1. Your consumer can establish a connection to rabbitmq broker, and then set up N
channels. Do basic.get on each channel, you will end up with a batch of at most N
messages, write the batch to the database, and then ack each message individually. Then
repeat.
A problem of course is that something may happen before you finish ack'ing all messages
(say after you ack'ed 2 of 5). It is my understanding that you won't be able to ack them
all together, since basic.ack can only ack messages on its channel. Not sure if you can
handle that in your app, but unack'ed 3 messages will be delivered to you again in this
scenario.
1a. You can use nearly identical approach by having your consumers open multiple
connections to broker (and a single channel inside each connection). Might get more
complicated, as you will have to juggle multiple sockets.
2. "buffering" is somewhat like "queueing", so why not use rabbitmq to be your buffer?
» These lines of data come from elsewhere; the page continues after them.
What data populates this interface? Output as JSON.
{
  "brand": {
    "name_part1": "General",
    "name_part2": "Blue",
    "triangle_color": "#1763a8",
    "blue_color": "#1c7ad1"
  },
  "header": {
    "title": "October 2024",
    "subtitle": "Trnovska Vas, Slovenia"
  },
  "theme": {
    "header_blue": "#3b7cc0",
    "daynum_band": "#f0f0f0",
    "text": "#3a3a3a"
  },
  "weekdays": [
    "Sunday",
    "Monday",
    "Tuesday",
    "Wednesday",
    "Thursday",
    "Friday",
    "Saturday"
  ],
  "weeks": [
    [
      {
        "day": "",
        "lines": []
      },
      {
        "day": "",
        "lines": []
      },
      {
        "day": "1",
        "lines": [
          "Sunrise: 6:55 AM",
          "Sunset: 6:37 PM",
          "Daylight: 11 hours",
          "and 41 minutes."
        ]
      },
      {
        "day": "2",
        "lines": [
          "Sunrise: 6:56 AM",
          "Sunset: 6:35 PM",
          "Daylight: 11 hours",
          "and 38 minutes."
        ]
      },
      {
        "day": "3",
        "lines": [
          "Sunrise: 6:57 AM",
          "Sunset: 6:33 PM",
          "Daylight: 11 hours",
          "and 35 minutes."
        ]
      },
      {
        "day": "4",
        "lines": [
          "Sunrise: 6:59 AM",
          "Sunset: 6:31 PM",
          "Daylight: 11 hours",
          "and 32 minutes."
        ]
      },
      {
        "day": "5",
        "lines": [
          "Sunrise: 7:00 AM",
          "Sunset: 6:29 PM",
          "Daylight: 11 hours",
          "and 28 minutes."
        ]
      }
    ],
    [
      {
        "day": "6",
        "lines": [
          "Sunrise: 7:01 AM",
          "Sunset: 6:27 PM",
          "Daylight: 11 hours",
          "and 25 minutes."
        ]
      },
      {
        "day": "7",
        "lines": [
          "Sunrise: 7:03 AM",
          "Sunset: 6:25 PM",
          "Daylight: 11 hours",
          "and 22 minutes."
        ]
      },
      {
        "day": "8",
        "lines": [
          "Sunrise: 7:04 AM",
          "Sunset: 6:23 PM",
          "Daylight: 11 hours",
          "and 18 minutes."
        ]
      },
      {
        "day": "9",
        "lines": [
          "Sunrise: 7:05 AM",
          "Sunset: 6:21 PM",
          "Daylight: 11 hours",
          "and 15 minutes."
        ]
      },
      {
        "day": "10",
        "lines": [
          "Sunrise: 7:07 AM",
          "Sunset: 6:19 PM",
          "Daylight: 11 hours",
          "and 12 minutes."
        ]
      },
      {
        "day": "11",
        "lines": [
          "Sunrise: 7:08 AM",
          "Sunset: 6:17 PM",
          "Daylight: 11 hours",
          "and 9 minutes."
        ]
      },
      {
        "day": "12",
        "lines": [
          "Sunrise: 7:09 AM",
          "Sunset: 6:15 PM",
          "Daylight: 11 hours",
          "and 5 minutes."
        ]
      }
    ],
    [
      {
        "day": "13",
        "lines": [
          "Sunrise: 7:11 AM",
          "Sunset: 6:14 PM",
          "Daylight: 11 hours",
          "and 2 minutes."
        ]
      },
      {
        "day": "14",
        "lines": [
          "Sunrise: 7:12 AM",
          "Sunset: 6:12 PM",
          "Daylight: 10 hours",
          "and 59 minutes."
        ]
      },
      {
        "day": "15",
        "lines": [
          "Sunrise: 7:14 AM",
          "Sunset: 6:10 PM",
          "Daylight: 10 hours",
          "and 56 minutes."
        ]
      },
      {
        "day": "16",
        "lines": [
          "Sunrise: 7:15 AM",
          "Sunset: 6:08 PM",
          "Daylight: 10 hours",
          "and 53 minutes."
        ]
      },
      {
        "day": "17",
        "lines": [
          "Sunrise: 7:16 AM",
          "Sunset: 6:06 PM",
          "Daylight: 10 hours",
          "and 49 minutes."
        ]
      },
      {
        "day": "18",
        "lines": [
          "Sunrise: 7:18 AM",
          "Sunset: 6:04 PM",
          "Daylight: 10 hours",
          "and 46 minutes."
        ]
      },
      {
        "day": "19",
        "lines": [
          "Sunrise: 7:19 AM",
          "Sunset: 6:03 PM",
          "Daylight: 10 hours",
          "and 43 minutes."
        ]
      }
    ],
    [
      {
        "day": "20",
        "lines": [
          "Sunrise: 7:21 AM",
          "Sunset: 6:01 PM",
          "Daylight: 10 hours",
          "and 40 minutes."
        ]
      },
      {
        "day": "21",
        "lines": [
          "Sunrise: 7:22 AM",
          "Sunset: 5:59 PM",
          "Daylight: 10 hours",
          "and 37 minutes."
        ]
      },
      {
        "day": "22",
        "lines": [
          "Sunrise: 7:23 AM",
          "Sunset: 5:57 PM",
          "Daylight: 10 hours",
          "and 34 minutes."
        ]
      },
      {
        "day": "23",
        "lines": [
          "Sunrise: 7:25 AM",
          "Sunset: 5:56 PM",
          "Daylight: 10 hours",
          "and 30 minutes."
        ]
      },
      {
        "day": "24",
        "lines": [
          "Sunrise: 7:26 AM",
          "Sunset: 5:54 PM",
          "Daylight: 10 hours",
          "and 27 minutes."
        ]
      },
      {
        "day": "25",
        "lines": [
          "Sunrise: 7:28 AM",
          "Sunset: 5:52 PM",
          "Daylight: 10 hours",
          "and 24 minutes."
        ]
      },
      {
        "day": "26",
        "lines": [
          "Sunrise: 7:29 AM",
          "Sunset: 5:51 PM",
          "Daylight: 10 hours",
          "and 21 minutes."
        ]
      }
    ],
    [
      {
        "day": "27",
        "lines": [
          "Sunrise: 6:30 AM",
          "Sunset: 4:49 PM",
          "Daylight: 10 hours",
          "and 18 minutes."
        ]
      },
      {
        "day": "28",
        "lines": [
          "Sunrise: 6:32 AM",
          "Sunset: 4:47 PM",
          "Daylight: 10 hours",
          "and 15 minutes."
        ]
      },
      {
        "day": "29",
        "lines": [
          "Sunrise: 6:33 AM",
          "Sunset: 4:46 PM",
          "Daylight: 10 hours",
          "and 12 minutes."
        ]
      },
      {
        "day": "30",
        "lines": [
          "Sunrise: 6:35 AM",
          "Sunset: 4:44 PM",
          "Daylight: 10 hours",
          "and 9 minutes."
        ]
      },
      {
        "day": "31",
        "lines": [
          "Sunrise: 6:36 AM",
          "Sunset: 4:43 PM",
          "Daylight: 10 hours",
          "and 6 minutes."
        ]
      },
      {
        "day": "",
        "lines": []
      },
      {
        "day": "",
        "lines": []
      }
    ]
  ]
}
In
this case, you set up a regular consumer (basic.consume). When a message arrives, you
publish it back to rabbitmq but to a different routing_key (say "finished.{batch_number}"
to topic-based exchange), and then ack the original one. Once you accumulate N messages,
you write entire batch to the database, and then send something like "END" to
"finished.{batch_number}". Have another process regularly check all finished.* messages,
and for those that were not properly END'ed, put them back into original queue.
In this case, your window of inconsistency should be much smaller I think. With multiple
consumer, make sure to use "finished.{consumer_id}_{batch_number}" instead.